The endangered Whibley’s wattle is on the road to recovery on Eyre Peninsula, due largely to the assistance from the Tumby Bay Area School, District Council of Tumby Bay and local landholder support.
Since 2017 significant work has taken place to help save Tumby Bay’s endangered wattle the Acacia whibleyana, commonly referred to as Whibley’s wattle.
Eyre Peninsula Natural Resources Management Officer Geraldine Turner is proud of the positive results that are being achieved in helping to save the endangered plant.
“Project funding from the Australian Government’s National Landcare Program has enabled a variety of activities to be achieved to help conserve Whibley’s wattle,” Ms Turner said.
“As it’s endemic to the Tumby Bay region it has been important to work closely with the community who have been instrumental in allowing us to survey the local area.
“We have now discovered a further 891 plants, and considering that this is a threatened species, this is a huge find.
“This brings the total remnant population to over 1,800 individual plants.
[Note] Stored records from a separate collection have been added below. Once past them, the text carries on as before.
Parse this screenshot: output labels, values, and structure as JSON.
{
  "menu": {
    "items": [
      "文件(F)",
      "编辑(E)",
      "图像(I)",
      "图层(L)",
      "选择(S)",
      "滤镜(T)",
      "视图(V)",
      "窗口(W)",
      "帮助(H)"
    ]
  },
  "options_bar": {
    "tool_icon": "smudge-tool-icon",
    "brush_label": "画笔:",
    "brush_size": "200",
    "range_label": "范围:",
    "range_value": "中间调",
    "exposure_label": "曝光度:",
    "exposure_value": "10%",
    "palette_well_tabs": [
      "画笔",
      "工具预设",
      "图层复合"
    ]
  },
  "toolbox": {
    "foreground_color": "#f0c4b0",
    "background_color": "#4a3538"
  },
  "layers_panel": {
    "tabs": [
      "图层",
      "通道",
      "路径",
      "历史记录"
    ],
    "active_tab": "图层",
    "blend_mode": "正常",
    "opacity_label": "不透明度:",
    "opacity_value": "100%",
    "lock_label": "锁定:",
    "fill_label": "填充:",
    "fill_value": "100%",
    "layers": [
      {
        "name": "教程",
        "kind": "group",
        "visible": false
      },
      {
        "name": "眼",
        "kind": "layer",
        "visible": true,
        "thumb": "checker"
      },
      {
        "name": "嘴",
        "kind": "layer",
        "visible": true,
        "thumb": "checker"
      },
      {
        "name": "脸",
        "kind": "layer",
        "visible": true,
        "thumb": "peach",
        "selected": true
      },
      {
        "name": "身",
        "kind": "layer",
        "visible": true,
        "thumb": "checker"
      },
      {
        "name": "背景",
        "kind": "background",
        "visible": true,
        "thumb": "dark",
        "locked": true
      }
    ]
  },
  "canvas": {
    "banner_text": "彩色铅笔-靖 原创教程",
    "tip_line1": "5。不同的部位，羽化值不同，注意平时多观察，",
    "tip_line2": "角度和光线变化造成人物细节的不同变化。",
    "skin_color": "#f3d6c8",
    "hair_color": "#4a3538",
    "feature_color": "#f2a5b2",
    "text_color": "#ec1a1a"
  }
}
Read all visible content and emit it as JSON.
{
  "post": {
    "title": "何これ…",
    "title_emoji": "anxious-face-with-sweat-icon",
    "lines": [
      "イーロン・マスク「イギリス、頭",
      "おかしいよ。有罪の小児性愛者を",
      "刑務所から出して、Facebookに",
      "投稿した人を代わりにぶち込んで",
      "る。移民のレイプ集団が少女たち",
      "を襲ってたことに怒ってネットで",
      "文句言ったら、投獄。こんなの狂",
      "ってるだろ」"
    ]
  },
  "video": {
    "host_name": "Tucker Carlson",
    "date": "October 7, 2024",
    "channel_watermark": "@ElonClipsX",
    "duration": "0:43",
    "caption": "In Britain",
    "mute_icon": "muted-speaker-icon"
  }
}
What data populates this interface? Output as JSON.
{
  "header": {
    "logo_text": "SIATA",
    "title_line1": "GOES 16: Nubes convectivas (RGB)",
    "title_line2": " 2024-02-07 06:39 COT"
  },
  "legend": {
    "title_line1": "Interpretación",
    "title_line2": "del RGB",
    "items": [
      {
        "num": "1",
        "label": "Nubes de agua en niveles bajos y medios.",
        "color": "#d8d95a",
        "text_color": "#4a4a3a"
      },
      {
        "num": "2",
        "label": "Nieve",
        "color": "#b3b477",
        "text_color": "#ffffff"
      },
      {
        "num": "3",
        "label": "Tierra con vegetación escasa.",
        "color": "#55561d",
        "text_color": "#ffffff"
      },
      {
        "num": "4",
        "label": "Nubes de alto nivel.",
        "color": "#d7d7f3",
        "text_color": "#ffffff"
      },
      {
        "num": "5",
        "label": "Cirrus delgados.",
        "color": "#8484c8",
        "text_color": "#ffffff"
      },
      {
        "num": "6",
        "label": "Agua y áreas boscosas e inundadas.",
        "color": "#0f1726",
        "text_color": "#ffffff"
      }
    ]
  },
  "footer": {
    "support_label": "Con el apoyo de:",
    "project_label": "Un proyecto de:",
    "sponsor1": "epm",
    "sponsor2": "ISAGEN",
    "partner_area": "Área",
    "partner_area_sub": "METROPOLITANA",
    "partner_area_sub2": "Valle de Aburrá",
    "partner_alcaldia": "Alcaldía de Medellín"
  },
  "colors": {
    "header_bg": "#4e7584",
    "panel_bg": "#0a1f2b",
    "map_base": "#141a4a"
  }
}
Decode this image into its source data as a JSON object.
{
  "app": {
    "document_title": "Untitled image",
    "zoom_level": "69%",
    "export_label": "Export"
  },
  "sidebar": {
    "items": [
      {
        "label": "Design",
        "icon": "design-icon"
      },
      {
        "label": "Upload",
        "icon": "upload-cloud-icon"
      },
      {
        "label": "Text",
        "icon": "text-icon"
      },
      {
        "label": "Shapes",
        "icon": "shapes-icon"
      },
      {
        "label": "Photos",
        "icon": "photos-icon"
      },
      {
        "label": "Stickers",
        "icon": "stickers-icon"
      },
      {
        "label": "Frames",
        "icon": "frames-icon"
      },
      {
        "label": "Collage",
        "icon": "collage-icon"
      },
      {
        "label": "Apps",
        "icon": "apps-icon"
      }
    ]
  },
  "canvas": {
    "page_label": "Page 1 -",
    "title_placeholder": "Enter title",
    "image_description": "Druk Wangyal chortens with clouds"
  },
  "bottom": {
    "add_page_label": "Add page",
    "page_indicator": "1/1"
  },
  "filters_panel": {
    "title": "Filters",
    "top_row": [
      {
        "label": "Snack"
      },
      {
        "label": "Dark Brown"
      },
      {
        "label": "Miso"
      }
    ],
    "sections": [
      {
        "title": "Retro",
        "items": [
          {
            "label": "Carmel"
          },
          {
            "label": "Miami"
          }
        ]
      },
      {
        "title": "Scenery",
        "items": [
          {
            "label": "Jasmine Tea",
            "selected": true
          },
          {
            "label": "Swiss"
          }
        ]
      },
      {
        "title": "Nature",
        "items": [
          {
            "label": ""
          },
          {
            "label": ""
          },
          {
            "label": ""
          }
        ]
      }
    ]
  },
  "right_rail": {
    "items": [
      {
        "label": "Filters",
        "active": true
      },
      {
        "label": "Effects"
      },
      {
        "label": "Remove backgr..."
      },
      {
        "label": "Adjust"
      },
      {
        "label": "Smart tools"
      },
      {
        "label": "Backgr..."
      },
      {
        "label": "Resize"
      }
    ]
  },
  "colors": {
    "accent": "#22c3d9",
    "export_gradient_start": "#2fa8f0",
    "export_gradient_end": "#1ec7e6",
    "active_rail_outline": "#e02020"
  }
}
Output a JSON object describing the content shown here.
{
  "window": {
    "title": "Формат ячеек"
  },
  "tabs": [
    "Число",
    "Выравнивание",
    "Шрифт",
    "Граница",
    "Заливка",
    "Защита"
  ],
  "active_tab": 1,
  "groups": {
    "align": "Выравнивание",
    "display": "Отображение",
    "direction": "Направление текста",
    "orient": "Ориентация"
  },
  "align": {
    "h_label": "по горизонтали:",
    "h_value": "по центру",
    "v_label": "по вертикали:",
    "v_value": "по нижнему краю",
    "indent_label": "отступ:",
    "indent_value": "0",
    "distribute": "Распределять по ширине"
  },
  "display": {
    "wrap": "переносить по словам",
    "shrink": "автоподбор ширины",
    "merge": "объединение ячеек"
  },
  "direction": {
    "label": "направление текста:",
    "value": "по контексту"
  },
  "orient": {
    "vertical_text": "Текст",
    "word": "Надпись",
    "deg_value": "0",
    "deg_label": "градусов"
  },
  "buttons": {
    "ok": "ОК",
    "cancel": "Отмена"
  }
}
“Further genetic testing has also revealed there is no in-breeding, which is a big concern in threatened populations, and we have four distinct genetic sub-populations.
“This is important information and together with a new management plan, will guide our future recovery actions to ensure its long-term survival.”
Students at the Tumby Bay Area School have helped to propagate and plant seedlings each year, while local landholders have assisted by allowing land to be fenced off for conservation.
“Without support from the local community, Whibley’s wattle will not survive into the future,” Ms Turner said.
Other key works achieved as part of this project include fencing remnant Whibley’s wattle from stock, fencing a new area of revegetation, direct seeding, as well as rabbit and weed control.